3. National and international standards

Most of what has so far been written has been written as if a sound archive will be established, and will be left to develop its documentation policy, in an atmosphere of almost complete freedom of choice. This will, of course, never be true. The material about which an archive is offering information will be considered by its users and others in a context which includes what is available from other institutions, and the documentation will consequently be planned under the pressures of precedent and example. Such pressures may come from several directions. A sound archive may, for example, be established within an institution which already contains a reference collection in other media -books, manuscript documents, photographs, film or museum objects and will then experience pressure to conform to procedures observed in extant collections. There may, for instance, be an institutional or national policy committed to usage of one of the MARC-derived systems. There will then be the pressure of example - the inclination to follow the methods of other sound archives which the new archive has been created to emulate or complement. There is, finally, the pressure of emergent international standards promoted by international groupings of appropriate disciplines - for example the International Standard Bibliographic Description for Non-Book Materials, or ISBD(NBM), published by the International Federation of Library Associations.

In many cases, the advantages of adhering to a standard will be obvious. Within an institution, for example, a unified cataloguing system would help ensure that users had access to all material relevant to their interests in several media -an instrument and a recording of how it sounds when played, an industrial machine and an explanation of its use, etc. Similarly, and especially in the field of commercial recordings, adherence to an international descriptive standard will help users discover the information that may be most important to them -that is, the extent to which one archive duplicates or fills the gaps in the collection of another.

There are, however, two potential dangers which should always cause an archive carefully to consider the full implications before accepting the use of a given standard. One is that the standard proposed may not, without change, be applicable to the medium of sound recordings; the second is that it may not be applicable to the specific type of material collected by the archive. The ISBD(NBM) may be used as an example: although designed as a framework for information exchange rather than as a system for archival cataloguing, the desirability of consistency in the documentation of commercial recordings inevitably makes ISBD a subject of great interest for cataloguers of sound material. In 1980, a joint working group of the Cataloguing Commission of the International Association of Music Libraries and the Cataloguing Committee of the International Association of Sound Archives submitted to IFLA detailed recommendations for the improvement of ISBD(NBM) as applied to sound recordings.

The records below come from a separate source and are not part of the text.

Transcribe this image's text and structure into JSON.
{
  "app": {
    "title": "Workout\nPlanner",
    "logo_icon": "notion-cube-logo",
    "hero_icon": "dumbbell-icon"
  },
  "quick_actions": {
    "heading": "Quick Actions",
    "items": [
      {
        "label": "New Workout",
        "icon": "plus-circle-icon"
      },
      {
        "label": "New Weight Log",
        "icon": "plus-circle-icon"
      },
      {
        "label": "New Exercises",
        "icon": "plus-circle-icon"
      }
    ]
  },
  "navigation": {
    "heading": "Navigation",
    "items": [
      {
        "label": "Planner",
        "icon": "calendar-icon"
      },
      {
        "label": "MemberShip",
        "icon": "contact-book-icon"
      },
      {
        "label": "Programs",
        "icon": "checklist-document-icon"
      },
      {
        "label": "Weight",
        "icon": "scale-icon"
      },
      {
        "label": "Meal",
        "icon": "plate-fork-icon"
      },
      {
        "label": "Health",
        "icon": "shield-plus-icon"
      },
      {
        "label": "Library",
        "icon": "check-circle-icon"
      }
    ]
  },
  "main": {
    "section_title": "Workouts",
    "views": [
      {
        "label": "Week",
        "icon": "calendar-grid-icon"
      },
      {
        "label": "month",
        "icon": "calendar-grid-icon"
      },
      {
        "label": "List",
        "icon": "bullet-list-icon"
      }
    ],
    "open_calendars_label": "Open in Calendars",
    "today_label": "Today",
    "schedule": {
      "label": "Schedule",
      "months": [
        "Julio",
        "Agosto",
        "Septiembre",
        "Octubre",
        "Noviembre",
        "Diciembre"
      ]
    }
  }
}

Points requested by the working party included, for example, the elaboration of rules in ISBD(NBM) governing responsibility statements and physical description, and of cautionary notes concerning the application to sound recordings of the concepts of 'editions' and 'series'. These points are additional to those acknowledged in the ISBD itself: that it is primarily concerned with 'materials published in multiple copies' and excludes 'specimens or found objects' (which category may be taken to include field recordings), and that it 'may require elaboration' to meet the requirements of archives.

ISBD(NBM) is far from unique in any of these respects. Like it, most cataloguing standards derive from the world of librarianship, and many are, for example, not compatible with the sound archivist's perception of 'responsibility' (multiple, and shared between author and performers) as distinct from the more conventional concept of authorship. Outside the field of commercial recordings, the problem may well get worse. Geared to titles and responsibility, standards may not cater adequately for the preferred identifications of field recordings, and may not accommodate the desirable level of description for such works. While, therefore, adherence to standards is an admirable target for sound archive cataloguing, a new archive should be entitled critically to examine the specific applicability of any single proposed standard to its cataloguing needs, and to seek necessary improvements in the standard as an alternative to compromising its own practices.